After the military found six unexploded mortars and grenades in and around popular beach locations on the east side of Oahu, Hawaii officials are warning beachgoers to exercise caution. Around World War II, the military used the areas for aerial bombing and training exercises, leaving behind munition that could explode if disturbed.
According to Sven Lindstrom of the Hazard Evaluation and Emergency Response Office, the Air Force has placed several no trespassing signs at Bellows Air Force Station in Waimanalo between the former Large Bomb Range and the former Urban Warfare Training Facility. Beaches like Lanikai Beach and Sherwood Forest Beach are all around the station.
According to Lindstrom, this location should be off-limits to the general public but is frequently utilised by trespassers and the homeless and is conveniently accessible from Waimanalo town and the nearby public beach.
Unexploded ordnance: Is it harmful?
The military warns against digging, putting tent stakes, and constructing sand castles on the base’s beaches, which are only open to service members and their guests.
Unexploded munitions may be found rusted and buried partially in sand or behind foliage, according to a military outreach film from 2022. There is a disclaimer in the video that “it may not always look like ammo.”
Can I use the beaches right now?
Kayakers, swimmers, and anglers adore Kaneohe Bay.
Yes, provided you stay out of designated off-limits locations and exercise caution when using the water.
When in the bays close to Waimanalo, the military advises visitors to pay close attention. The military also conducted training exercises for munitions on the surrounding offshore Manana and Kaohikaipo islands during World War II. The military and the general public have lately discovered unexploded munitions in the waters in Kailua, Waimanalo, and Kaneohe.

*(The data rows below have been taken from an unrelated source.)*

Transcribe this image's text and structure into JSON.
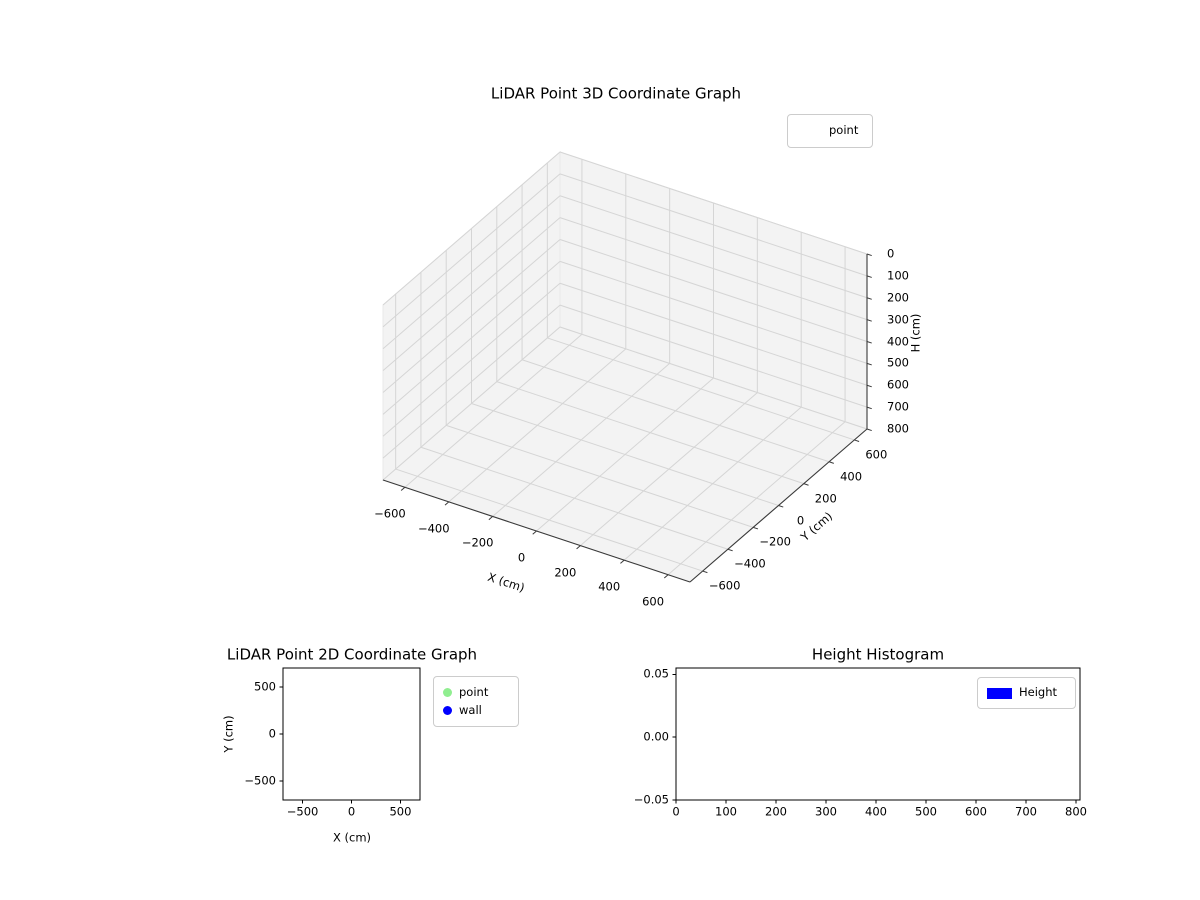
{
  "figure": {
    "background": "#ffffff"
  },
  "chart_data": [
    {
      "type": "scatter",
      "projection": "3d",
      "title": "LiDAR Point 3D Coordinate Graph",
      "xlabel": "X (cm)",
      "ylabel": "Y (cm)",
      "zlabel": "H (cm)",
      "xlim": [
        -700,
        700
      ],
      "ylim": [
        -700,
        700
      ],
      "zlim": [
        0,
        800
      ],
      "z_axis_inverted": true,
      "xticks": [
        -600,
        -400,
        -200,
        0,
        200,
        400,
        600
      ],
      "yticks": [
        -600,
        -400,
        -200,
        0,
        200,
        400,
        600
      ],
      "zticks": [
        0,
        100,
        200,
        300,
        400,
        500,
        600,
        700,
        800
      ],
      "grid": true,
      "legend": {
        "position": "upper right",
        "entries": [
          {
            "label": "point",
            "marker": "none"
          }
        ]
      },
      "series": [
        {
          "name": "point",
          "points": []
        }
      ]
    },
    {
      "type": "scatter",
      "title": "LiDAR Point 2D Coordinate Graph",
      "xlabel": "X (cm)",
      "ylabel": "Y (cm)",
      "xlim": [
        -700,
        700
      ],
      "ylim": [
        -700,
        700
      ],
      "xticks": [
        -500,
        0,
        500
      ],
      "yticks": [
        -500,
        0,
        500
      ],
      "grid": false,
      "legend": {
        "position": "right of axes",
        "entries": [
          {
            "label": "point",
            "marker": "dot",
            "color": "#90ee90"
          },
          {
            "label": "wall",
            "marker": "dot",
            "color": "#0000ff"
          }
        ]
      },
      "series": [
        {
          "name": "point",
          "color": "#90ee90",
          "x": [],
          "y": []
        },
        {
          "name": "wall",
          "color": "#0000ff",
          "x": [],
          "y": []
        }
      ]
    },
    {
      "type": "histogram",
      "title": "Height Histogram",
      "xlim": [
        0,
        808
      ],
      "ylim": [
        -0.05,
        0.055
      ],
      "xticks": [
        0,
        100,
        200,
        300,
        400,
        500,
        600,
        700,
        800
      ],
      "yticks": [
        -0.05,
        0,
        0.05
      ],
      "ytick_labels": [
        "−0.05",
        "0.00",
        "0.05"
      ],
      "grid": false,
      "legend": {
        "position": "upper right",
        "entries": [
          {
            "label": "Height",
            "marker": "rect",
            "color": "#0000ff"
          }
        ]
      },
      "values": []
    }
  ]
}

The Navy disposed of one unexploded bomb at Kaneohe Bay in 2021 and detonated another, creating a 40-foot-high water blast.
According to HawaiiNewsNow, residents have complained to the authorities about using the beaches and perhaps coming across an unexploded ordnance while out fishing.
How does the military locate and dispose of unexplained explosive devices?
The majority of the unexploded bombs that the military has found were only four feet or less below ground.
To find, map, and assess abnormalities, they employ a range of metal detectors with specialised sensors and GPS trackers. Anomalies that may be UXO are intrusively explored for removal, typically by hand-digging, according to Lindstrom. Depending on the sensitivity of the ordnance, the military may destroy the device there or remove it for disposal in a specified area.
The military’s Time Critical Removal Action to deal with the ordnance in the two former bomb sites will get underway this summer. The Bellows removal process started in the late 1990s, according to Lindstrom.
One of the several locations in Hawaii used by the military for practise is the Bellows Air Force Station, which was built in 1917 for aircraft gunnery, strafing and bombing exercises. The military began transferring about 500 acres for recreational use in the 1980s. There are already beaches, chalets, trails, and a driving range in the region.